Unlike our earlier example, the order of the two recursive declarations is important. Haskell matches function calls starting at the top and picking the first one that matches. So, if the two declarations were reversed then the compiler would conclude that factorial 0 equals 0 * factorial -1, and so on to infinity. Not what we want.

Tail Recursion

In case you're wondering about stack space, won't all this recursion eventually overflow the stack? The answer is that Haskell supports tail recursion (every decent functional language's compiler does). Tail recursion is the idea that if the last thing a function does is call itself, the interpreter may as well not bother putting things on the stack, and just "jump" to the beginning using the function's new arguments. In this case, though, the factorial function has to call itself with "(n-1)" and then multiply the result by "n".

So our factorial function isn't tail recursive (because it has to multiply result by n after calling itself). This one is, though:

factorial n = factorial' n 1

factorial' 0 a = a
factorial' n a = factorial' (n-1) (n*a)

Here are two functions. They have almost the same name, except the second has a tick mark. (Haskell identifiers are allowed to contain tick marks.) By convention, ticks are used to indicate a variation on something.

Here, the factorial' function takes an argument n as before, but it also takes a second "accumulator" argument. Because calling itself is the last thing it does, the tail recursion rule applies: nothing gets put on the stack; the factorial' function simply executes as if its arguments had always been n-1 and n*a.

(Note the similarity between this parameter and a variable. Parameters are, in a way, the variables of Haskell.)

A programmer using this function doesn't want to worry about the accumulator argument, so the plain factorial function is used to "wrap up" factorial' by supplying the initial value of the accumulator.

Exercises

Type the factorial function into a Haskell source file and load it into your favourite Haskell environment.

What is factorial 5?

What about factorial 1000? Is that what you expected?

What about factorial -1?

Types

You may have noticed something interesting above. None of your parameters or anything was declared to be of any particular type.

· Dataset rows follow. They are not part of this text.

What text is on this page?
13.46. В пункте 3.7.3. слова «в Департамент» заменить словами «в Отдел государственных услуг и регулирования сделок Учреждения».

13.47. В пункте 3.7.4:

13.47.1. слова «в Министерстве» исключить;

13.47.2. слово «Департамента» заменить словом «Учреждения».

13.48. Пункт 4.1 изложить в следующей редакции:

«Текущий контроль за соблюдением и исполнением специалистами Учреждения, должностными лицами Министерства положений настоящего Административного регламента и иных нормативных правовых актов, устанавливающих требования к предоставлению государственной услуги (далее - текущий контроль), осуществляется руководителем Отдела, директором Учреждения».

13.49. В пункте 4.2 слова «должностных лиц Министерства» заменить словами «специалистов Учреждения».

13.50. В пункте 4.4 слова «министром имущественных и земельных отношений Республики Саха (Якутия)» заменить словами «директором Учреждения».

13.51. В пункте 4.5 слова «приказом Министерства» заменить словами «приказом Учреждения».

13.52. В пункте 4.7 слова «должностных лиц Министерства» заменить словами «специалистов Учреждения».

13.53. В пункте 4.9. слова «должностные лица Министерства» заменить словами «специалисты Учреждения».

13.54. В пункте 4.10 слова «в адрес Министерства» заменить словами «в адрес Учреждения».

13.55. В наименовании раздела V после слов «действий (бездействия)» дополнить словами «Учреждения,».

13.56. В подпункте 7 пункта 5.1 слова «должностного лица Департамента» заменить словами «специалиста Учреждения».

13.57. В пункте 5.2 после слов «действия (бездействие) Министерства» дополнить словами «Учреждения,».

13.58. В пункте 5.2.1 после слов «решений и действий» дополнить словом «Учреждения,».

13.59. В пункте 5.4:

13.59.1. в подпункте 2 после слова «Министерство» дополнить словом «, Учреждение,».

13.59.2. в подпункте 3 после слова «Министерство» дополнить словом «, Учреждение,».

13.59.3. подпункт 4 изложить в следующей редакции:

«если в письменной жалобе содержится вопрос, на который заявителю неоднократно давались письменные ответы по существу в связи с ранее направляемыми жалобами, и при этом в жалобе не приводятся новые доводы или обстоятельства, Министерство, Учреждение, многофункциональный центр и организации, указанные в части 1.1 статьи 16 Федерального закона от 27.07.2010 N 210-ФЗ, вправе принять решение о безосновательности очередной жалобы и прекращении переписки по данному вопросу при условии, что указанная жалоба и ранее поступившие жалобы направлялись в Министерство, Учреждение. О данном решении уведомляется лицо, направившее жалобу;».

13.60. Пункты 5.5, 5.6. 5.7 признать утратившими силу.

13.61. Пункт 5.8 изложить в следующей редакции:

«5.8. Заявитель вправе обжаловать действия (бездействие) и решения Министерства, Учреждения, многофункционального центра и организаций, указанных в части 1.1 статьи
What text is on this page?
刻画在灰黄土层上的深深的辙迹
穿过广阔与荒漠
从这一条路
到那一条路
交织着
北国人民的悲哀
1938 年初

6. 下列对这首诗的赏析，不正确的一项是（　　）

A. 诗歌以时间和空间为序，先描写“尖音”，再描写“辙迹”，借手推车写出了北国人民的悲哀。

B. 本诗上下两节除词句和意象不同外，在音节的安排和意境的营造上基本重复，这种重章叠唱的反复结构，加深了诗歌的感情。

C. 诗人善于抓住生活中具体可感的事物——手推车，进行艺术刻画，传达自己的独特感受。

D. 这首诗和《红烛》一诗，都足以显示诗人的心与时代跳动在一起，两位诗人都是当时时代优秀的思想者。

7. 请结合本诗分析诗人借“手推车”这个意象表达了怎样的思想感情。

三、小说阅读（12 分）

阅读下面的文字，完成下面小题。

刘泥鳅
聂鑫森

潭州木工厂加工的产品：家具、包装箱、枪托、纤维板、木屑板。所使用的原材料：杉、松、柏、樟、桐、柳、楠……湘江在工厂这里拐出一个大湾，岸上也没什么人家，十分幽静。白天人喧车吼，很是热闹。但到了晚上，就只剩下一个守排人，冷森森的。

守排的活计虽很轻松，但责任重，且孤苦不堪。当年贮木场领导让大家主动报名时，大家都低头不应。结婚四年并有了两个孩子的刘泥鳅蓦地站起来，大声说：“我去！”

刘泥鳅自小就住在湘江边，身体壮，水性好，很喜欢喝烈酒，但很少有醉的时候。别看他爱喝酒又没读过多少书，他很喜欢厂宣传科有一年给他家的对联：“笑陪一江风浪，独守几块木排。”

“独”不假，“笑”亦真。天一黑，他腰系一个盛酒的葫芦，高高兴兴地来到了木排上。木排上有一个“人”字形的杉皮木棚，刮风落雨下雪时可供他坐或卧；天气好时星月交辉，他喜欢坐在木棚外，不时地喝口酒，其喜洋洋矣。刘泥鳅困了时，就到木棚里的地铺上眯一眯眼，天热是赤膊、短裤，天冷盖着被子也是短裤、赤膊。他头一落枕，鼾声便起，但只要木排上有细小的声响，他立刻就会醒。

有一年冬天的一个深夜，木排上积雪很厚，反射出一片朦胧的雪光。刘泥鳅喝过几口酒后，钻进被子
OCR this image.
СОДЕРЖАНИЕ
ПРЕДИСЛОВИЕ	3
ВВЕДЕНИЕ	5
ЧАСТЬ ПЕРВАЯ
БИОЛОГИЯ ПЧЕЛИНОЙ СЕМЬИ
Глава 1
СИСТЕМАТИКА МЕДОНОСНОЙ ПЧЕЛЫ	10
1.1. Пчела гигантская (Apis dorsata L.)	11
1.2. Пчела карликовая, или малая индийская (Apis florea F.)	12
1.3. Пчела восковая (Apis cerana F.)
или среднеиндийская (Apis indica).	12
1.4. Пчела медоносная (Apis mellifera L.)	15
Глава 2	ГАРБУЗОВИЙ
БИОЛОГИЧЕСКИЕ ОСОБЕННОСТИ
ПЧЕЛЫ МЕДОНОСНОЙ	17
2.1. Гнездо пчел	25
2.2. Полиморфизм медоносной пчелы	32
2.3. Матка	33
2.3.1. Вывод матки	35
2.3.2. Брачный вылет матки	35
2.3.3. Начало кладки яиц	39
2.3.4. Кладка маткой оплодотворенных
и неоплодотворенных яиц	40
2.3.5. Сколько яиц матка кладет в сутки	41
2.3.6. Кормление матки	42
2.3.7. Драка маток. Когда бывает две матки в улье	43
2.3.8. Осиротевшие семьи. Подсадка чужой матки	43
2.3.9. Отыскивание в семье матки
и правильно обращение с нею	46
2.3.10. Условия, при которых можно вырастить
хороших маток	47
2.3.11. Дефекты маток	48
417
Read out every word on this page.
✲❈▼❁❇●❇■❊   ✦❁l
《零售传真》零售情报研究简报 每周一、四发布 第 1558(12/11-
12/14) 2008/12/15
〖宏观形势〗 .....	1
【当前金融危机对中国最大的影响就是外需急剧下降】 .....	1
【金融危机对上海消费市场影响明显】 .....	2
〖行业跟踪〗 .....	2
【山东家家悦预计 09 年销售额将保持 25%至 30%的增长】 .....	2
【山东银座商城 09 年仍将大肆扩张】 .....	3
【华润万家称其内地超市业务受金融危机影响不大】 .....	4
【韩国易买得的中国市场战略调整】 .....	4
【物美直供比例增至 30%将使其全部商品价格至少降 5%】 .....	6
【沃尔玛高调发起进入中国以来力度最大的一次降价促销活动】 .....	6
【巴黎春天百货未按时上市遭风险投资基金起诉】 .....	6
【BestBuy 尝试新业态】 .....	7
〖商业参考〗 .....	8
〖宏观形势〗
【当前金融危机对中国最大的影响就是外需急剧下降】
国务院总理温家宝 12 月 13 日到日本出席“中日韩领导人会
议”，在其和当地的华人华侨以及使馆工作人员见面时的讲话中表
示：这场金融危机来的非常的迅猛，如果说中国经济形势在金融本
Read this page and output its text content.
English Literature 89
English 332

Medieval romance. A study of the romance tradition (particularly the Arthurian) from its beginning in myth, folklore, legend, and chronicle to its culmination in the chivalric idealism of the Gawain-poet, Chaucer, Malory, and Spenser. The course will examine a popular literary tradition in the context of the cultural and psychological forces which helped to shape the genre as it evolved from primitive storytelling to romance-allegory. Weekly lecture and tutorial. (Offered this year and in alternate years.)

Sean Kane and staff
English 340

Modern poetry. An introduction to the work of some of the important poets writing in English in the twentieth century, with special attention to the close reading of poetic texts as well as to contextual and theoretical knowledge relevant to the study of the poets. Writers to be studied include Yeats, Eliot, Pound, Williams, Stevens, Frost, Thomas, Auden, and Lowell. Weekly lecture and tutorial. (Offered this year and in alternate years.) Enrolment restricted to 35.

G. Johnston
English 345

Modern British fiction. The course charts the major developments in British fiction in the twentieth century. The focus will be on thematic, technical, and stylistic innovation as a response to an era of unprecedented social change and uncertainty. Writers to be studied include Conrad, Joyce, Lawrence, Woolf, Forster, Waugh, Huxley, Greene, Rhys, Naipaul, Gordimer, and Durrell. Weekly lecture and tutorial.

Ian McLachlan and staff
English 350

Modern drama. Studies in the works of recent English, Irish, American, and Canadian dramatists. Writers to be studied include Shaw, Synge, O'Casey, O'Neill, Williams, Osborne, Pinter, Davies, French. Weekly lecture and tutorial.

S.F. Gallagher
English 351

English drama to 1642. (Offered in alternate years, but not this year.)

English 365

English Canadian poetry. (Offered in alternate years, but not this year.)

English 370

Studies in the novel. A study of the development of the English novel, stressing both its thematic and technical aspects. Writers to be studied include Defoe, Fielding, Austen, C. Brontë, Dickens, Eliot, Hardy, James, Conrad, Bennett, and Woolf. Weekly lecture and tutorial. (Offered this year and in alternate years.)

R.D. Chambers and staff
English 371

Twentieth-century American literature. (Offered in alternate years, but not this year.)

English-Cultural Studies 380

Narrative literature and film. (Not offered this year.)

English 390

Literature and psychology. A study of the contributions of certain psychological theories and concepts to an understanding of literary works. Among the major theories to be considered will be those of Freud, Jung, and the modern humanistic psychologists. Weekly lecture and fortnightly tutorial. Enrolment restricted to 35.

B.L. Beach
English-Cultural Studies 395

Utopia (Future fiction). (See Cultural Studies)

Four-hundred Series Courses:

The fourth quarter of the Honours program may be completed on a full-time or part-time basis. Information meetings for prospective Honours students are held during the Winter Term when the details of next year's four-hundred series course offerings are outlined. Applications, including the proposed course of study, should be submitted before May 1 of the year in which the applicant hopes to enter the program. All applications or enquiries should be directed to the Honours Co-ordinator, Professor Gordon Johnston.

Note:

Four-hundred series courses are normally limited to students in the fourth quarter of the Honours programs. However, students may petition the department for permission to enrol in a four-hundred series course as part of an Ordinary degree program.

That's because Haskell uses a type system to infer the type of every expression, the Hindley-Milner type system. But Haskell is not weakly typed; it's strongly typed like C++, so you can't get runtime type errors. Any program that compiles is guaranteed to not have type errors in it. Another advantage is that when you make a mistake, it will almost always change the type of the resulting expression, and it'll be flagged by the compiler as such. (Your program simply won't compile.) You may still want to write types for your functions for a few reasons.

It helps to document your program.
When you get something wrong, the type declarations help to narrow down the source of the problem.
Most importantly, it will help you learn. Understanding the type system is fundamental to getting a good grasp on Haskell.

The syntax for type declarations looks like this:

x :: Integer
factorial :: Integer -> Integer

You should read the first declaration as saying "x is of type Integer" or "x has type Integer". The '::' tells us we're referring to a type. You'll note factorial looks a bit different. It's a function that takes an Integer and returns an Integer. Later on you'll see why we use -> in describing the types, and why describing the type of a function is so close syntactically to describing the type of a variable.

One final note: identifiers that start with uppercase letters are reserved for types, modules and data constructors (somewhat like namespaces, don't worry about these for now). If you try to declare a variable or function that begins with an uppercase letter, the compiler will complain.